É curiosa essa alusão do dono dos Diários Associados ao “anticapitalismo” da Semana, porque “bolchevista” foi um dos termos utilizados pelos jornais para atacar os modernistas. Chatô, porém, pagou a língua. “Três anos depois da Semana de Arte Moderna, Chateaubriand escreveria que só mesmo a metrópole de Francisco Matarazzo e Pereira Inácio poderia demonstrar tal entusiasmo pela arte moderna e construiria museus para acolher a expressão artística antes tão atacada”, lembra Ângela Thalassa em sua tese. Em 1946, ele criaria com Pietro Maria Bardi o MASP, hoje Museu de Arte de São Paulo Assis Chateaubriand.

O Estadão, que cinco anos antes havia publicado o famoso artigo onde Monteiro Lobato desancava com fúria a pintura de Anita Malfatti, apesar de ter dado na íntegra o discurso de Graça Aranha, foi sarcástico ao dizer que a abertura da Semana “em certos momentos lembrava a noite de estreia de Tórtola Valencia”, em referência à sensual bailarina espanhola Carmen Tórtola Valencia, especialista em danças orientais, que havia decepcionado os paulistas no Municipal em 1921 com sua “figura volumosa, de mocidade suspeita”, como noticiou a revista A Cigarra.

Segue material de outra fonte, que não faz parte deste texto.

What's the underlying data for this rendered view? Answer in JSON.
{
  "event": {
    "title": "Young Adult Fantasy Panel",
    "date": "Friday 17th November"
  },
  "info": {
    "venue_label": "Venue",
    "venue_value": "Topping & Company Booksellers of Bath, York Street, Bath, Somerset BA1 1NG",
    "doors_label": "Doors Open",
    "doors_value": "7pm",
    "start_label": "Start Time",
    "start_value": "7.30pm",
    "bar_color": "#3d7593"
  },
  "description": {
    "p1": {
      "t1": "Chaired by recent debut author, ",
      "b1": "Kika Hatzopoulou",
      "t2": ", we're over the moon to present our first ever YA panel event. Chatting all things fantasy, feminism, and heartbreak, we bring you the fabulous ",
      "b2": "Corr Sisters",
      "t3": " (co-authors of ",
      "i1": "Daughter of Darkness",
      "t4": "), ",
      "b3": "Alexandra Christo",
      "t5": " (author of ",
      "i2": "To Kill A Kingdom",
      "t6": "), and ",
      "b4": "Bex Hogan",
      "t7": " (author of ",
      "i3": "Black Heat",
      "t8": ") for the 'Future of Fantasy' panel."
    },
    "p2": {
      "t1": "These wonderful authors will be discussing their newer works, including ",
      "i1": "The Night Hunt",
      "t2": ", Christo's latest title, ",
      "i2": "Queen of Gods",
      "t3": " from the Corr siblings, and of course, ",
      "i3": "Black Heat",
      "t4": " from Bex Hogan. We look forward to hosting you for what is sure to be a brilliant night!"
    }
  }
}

Charge do cartunista Belmonte sobre a Semana. Foto: reprodução

O jornal tomou as dores da pianista Guiomar Novaes, que em carta reclamara da execução de uma paródia de Erik Satie para a Marcha Fúnebre de Chopin por Ernâni Braga. “Em virtude do caráter bastante exclusivista e intolerante que assumiu a primeira festa de arte moderna, realizada na noite de 13 do corrente no Teatro Municipal, em relação às demais escolas de música, das quais sou intérprete e admiradora, não posso deixar de aqui declarar o meu desacordo com esse modo de pensar. Senti-me sinceramente contrariada com a pública exibição de peças satíricas alusivas à musica de Chopin”, protestou a pianista, que também se apresentou no evento.

“Para os ‘verdadeiros modernistas’, o passado das nações ou dos indivíduos não conta… Não se lhes pode negar, nisso ao menos, uma certa lógica… Só a senhorita Guiomar Novaes conseguiu ser ouvida em silêncio profundo, mesmo quando executava esse ‘arcaico musicista’ chamado Debussy, naturalmente uma perfeita nulidade para os que querem iniciar a Nova Era”, ironizou o jornal.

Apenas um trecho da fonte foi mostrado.